Vail Valley rehab, wellness center to break ground Friday, July 13, in Cordillera, expects to begin seeing patients in September
After years of litigation, construction will finally begin Friday, July 13, on an addiction recovery and wellness center in Cordillera.
All Points North Lodge will be an integrated behavioral health, wellness and addiction recovery program located at the site of the former Lodge & Spa at Cordillera. The facility could begin seeing patients by September, the owners said.
The program's owners and operators, APN Capital, expect to spend $136 million on the project. The first phase is expected to cost $20 million, they said.
FINALLY MOVING FORWARD
Noah Nordheimer, founder and managing principal of APN Capital, is excited that the lawyering is behind them — most of it, anyway — and building is before them.
"We have brought together the brightest minds in this field to work here in the Vail Valley, and we are giving them one of the most impressive facilities and campus in the country from which to do this important work," Nordheimer said.
"The singular approach to substance-abuse recovery that we currently employ does not work. Instead, we need a holistic approach that includes physical and mental health, nutrition and fitness to make people healthy."
Along with helping people recover from addiction, APN Capital will also develop "transformative health technologies" to enhance the recovery process, Nordheimer said.
Jeff Brooks founded October Road, an addiction treatment program that he left six years ago. Brooks came out of retirement to be chief operations officer of APN Lodge because "they are making the investments to enhance quality care and to positively move clinical outcomes in a way that I haven't seen before."
After the first phase, additional acreage will be redeveloped into a health care campus that will offer specialized programming in wellness, physical and mental health, spiritual discovery and enhancement, primary care and preventive medicine services, Brooks said.
Several Cordillera homeowners tried for years to stop Nordheimer's Baltimore-based firm from converting The Lodge & Spa at Cordillera into a drug and alcohol rehab center. However, District Court Judge Fred Gannett pointed out that their numerous legal actions have one thing in common.
"Every one of these legal challenges was unsuccessful," Gannett said when he threw out numerous legal challenges brought by Cordillera homeowners and barred them from suing again on the same grounds.
Texas-based Behringer Harvard sold The Lodge & Spa at Cordillera to Nordheimer's Concerted Care Group and CSNM LLC, the development group that will convert The Lodge into a rehab center. After shopping The Lodge around for three years, the Concerted Care Group was the only serious prospect, according to court documents.
In February 2017, Federal District Court Judge R. Brooke Jackson threw out Cordillera's $100 million class-action lawsuit and refused to delay the sale of The Lodge. The sale closed in August 2017.
On Sept. 15, 2017, Eagle County District Court Judge Paul Dunkelman ruled that the Eagle County commissioners were correct when they unanimously gave Nordheimer the green light to convert and renovate The Lodge & Spa at Cordillera.
In October 2017, Nordheimer and his partners struck back, filing an Americans With Disabilities Act lawsuit in U.S. District Court, claiming that the Cordillera Metro District, the Cordillera Property Owners Association and several individuals were discriminating against the addicted. That suit is still working its way through federal court.

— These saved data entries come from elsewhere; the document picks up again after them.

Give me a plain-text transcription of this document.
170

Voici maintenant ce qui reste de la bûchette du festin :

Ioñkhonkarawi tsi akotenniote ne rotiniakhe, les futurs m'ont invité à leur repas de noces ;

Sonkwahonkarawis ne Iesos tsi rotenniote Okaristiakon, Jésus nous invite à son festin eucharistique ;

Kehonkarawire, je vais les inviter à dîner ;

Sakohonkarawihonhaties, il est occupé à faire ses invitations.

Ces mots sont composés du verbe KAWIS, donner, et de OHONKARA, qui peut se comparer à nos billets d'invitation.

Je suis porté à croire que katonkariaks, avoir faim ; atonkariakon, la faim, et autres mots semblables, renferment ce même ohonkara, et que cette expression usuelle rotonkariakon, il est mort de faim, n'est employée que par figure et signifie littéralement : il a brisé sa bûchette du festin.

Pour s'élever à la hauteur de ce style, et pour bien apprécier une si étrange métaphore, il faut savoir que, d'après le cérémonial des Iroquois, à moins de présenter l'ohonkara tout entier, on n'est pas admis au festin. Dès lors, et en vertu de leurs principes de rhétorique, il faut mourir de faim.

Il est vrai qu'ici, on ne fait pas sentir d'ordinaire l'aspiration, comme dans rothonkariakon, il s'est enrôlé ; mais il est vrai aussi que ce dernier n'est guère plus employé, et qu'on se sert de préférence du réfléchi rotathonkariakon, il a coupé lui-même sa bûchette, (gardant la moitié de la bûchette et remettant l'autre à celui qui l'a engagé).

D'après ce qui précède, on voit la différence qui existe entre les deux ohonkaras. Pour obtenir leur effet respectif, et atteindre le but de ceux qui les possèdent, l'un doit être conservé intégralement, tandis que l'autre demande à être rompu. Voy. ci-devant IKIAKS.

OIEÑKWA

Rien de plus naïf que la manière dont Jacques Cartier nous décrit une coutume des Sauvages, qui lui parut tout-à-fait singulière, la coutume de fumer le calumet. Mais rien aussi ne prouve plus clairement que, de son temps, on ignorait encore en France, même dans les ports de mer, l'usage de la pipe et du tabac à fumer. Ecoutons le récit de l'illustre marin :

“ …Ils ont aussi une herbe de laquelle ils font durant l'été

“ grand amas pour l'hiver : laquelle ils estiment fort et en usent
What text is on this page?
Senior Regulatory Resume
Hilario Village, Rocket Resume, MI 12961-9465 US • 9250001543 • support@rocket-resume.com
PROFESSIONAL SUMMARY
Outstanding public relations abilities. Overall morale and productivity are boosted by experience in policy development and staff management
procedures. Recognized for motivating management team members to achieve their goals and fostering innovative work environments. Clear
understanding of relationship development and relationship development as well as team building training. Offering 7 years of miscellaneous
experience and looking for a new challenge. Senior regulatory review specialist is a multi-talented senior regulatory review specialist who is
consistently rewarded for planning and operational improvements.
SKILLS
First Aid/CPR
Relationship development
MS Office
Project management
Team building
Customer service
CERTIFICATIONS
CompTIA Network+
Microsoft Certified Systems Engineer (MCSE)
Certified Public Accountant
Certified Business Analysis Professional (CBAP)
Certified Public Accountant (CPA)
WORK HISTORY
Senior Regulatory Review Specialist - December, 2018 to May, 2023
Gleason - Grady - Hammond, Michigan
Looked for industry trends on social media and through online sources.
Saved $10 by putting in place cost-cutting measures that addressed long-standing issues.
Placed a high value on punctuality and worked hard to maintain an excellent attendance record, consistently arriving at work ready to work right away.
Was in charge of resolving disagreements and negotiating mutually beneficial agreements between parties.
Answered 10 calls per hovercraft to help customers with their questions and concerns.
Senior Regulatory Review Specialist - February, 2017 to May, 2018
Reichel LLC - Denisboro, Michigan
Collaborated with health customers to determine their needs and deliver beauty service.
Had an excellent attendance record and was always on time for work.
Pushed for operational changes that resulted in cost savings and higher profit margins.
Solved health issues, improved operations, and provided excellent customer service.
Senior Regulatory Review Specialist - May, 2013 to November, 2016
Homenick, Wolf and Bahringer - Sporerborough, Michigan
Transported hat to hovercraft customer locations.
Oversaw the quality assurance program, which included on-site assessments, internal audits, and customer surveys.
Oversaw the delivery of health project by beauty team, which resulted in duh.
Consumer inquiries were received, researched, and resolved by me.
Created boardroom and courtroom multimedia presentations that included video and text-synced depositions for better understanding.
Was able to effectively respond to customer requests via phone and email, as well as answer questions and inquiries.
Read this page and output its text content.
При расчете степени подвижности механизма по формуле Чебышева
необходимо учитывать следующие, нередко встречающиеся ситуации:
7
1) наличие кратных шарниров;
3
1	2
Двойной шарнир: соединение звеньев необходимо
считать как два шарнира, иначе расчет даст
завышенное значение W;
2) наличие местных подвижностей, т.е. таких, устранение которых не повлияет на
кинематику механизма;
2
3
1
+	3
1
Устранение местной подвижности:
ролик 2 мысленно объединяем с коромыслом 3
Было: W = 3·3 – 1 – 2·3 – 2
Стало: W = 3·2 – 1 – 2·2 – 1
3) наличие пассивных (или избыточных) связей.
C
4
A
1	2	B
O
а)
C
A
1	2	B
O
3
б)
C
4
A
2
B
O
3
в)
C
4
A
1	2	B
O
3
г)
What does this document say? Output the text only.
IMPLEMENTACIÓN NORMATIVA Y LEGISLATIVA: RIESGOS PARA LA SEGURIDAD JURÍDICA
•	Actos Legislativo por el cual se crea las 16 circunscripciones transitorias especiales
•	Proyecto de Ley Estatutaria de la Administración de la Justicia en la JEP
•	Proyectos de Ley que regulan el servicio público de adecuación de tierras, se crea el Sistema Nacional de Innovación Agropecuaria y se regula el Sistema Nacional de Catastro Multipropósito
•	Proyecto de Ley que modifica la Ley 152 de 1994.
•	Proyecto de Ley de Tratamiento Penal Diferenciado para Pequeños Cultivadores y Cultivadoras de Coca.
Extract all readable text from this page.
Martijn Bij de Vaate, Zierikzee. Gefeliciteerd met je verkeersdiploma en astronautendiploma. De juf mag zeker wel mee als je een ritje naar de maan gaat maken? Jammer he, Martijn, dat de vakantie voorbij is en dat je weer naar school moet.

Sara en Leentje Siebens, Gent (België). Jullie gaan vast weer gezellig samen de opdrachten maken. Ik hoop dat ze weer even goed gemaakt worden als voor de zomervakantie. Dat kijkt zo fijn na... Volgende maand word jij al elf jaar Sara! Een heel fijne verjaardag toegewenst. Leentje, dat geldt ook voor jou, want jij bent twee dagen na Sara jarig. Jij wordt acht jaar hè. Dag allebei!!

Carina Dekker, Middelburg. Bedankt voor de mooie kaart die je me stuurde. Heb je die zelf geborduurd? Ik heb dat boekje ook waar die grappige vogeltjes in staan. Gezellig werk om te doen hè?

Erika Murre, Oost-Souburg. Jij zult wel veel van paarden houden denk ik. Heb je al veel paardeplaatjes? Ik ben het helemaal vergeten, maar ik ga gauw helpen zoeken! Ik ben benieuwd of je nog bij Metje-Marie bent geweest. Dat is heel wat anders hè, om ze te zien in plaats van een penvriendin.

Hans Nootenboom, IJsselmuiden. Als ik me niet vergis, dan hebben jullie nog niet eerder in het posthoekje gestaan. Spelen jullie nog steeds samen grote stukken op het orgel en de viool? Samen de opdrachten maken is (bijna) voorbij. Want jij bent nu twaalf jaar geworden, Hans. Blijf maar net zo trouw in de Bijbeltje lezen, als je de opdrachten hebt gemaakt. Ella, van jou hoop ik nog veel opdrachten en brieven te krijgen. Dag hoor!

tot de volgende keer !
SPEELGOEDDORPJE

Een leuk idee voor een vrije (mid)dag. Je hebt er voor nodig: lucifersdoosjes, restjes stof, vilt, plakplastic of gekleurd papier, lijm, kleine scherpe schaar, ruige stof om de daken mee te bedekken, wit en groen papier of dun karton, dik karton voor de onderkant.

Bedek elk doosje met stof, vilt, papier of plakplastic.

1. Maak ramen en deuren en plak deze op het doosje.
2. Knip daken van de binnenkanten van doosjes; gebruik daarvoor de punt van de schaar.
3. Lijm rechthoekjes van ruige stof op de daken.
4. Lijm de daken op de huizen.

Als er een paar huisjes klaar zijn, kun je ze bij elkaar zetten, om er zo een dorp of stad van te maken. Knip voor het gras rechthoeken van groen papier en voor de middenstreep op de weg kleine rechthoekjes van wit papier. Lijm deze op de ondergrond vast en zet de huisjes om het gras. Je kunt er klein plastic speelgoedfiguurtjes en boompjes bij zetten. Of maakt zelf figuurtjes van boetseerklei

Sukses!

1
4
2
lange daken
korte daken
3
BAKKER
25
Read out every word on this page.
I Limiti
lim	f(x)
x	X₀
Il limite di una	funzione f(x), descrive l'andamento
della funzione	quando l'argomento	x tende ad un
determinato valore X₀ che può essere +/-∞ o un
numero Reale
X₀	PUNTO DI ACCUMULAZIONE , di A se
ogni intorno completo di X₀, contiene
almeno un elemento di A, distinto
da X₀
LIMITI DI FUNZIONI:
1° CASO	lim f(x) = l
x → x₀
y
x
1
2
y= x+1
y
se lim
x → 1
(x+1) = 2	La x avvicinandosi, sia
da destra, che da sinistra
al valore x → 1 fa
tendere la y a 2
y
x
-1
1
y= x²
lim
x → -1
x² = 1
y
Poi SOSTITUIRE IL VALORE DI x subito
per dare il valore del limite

"Cordillera property owners have been monitoring the planning and development of All Points North Lodge. We are aware that the building permit process has been underway with Eagle County and they have been considering general contractors to undertake work on The Lodge building," said Rachel Oys, general manager of the Cordillera Metro District.
"As the owners of The Lodge have claimed in their filings with the U.S. District Court that they have been 'barred from commencing the use and providing housing and services to the clients,' we are as interested as anyone to hear the news that development is moving along."
In the meantime, an appeal in the state court is moving forward, Oys said.
"The Cordillera Property Owners Association continues to believe in the merits of the appeal and that (the) proposed use is simply not a use-by-right in the Cordillera PUD. We continue to await the federal court's decision with respect to the pending motions to dismiss the lawsuit against the community," Oys said.